Teddy Roosevelt did some pretty kick-ass cool things, and set progressive politics in motion in the early 20th century, but he is also responsible (at least in part) for some pretty sad things we can be ashamed of as Americans. Sometimes these are the same deeds! Panama Canal; good thing? bad thing? Huge positive impact on trade and shipping, but we sponsored a rather illegal war and split Panama off from Columbia to see it happen. How many values, good and bad, get rolled up into that great deed?
Hoover Dam, water for Imperial valley, power for the SouthWest; but it also dries up the mouth of the Colorado river losing us a lot of wetlands and keeping water out of some Mexican's hands... Good outweigh the bad? Could be argued for centuries (and likely will).

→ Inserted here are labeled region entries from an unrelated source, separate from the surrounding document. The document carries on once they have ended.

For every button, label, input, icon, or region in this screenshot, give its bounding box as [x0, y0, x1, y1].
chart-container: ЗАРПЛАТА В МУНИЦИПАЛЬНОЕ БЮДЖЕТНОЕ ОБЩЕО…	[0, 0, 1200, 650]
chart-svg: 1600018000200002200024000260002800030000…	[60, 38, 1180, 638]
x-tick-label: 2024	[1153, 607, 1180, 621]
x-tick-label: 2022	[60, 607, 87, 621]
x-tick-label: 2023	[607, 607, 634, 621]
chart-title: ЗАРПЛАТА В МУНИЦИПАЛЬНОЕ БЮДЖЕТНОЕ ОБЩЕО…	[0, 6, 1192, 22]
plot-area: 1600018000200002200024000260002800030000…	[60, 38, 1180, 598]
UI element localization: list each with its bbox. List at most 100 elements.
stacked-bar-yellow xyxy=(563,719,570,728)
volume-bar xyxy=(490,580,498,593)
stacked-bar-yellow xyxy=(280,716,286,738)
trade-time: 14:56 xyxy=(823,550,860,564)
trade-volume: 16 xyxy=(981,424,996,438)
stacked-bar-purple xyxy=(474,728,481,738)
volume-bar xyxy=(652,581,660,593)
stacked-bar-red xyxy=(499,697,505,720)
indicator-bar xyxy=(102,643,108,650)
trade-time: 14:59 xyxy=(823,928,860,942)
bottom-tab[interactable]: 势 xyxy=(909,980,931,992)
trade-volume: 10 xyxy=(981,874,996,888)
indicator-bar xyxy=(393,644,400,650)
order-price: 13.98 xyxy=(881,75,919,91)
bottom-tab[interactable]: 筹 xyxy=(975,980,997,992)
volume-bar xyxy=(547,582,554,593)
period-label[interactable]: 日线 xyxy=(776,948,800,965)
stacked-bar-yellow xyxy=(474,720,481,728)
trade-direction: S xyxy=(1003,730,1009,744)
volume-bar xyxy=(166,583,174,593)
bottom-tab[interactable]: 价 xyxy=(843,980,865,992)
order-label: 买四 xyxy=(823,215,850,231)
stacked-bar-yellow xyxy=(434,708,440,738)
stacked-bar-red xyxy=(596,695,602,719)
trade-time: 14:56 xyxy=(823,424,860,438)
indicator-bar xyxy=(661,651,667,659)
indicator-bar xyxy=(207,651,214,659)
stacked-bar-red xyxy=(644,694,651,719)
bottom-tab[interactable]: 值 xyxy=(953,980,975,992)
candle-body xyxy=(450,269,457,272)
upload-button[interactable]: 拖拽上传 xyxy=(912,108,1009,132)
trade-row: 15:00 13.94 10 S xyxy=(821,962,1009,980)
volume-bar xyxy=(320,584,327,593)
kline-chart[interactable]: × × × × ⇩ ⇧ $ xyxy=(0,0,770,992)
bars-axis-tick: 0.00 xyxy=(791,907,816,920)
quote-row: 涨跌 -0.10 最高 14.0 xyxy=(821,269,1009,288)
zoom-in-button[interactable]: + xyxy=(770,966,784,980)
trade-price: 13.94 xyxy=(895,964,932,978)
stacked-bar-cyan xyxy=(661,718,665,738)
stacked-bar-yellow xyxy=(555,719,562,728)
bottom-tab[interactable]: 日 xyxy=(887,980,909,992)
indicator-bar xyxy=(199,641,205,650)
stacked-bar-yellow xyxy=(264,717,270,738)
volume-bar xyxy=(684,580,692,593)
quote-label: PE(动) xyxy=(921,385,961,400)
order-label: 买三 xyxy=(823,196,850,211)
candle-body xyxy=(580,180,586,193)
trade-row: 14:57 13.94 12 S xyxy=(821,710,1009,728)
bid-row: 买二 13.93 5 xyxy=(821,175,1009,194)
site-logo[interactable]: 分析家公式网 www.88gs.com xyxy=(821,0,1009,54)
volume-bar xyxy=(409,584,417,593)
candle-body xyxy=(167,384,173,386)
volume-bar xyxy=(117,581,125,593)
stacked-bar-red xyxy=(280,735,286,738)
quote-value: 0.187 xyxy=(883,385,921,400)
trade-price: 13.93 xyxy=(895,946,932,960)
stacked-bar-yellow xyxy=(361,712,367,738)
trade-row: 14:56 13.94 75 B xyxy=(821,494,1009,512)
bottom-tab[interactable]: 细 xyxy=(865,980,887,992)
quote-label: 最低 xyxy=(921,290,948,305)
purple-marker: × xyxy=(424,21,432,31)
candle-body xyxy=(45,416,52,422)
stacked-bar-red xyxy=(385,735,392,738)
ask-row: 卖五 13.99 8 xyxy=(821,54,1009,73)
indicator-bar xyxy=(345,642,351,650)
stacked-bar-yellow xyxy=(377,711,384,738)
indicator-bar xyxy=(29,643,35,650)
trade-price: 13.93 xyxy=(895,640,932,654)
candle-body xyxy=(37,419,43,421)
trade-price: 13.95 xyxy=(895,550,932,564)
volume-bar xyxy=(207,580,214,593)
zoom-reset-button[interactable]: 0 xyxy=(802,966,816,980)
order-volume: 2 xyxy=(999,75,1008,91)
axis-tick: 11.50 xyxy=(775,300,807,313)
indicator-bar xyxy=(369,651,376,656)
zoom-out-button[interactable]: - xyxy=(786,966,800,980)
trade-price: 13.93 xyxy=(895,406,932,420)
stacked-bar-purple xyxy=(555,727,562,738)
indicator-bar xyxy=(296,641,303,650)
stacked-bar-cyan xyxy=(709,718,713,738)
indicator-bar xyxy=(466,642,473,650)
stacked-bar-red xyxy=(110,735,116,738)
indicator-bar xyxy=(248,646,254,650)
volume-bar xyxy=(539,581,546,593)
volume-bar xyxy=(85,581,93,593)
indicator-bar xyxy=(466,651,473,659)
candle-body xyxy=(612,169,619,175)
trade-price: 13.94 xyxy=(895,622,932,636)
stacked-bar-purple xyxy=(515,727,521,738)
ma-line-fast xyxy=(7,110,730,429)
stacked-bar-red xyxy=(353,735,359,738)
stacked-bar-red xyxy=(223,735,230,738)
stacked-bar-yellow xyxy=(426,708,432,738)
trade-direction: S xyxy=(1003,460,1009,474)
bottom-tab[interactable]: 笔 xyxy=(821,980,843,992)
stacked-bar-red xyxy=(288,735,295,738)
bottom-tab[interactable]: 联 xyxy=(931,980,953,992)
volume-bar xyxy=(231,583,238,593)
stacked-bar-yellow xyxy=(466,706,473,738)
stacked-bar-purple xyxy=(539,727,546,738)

As a former Republican; I can tell you that I was once quite disgusted with the waste of a government I thought was controlled by social trustees of a welfare state... now I know a little more, and the Republican party has enjoyed a lot of control and been no less corrupt than their Democratic predecessors; in fact, far, far, more corrupt.
For me, as for many single-issue Republican voters, there are over-riding issues.
I do not believe we should be in a state of perpetual war just to fatten the coffers of the elites controlling the military-industrial complex. That overwhelms many other issues for me, and rules out Republicans.
Am I any different than a Pro-Life voter who only votes against politicians who are pro-choice?
Only in what I consider important.
no subject
Date: 2008-09-17 04:00 am (UTC)Are you saying the Republicans are just a lot of rent boys?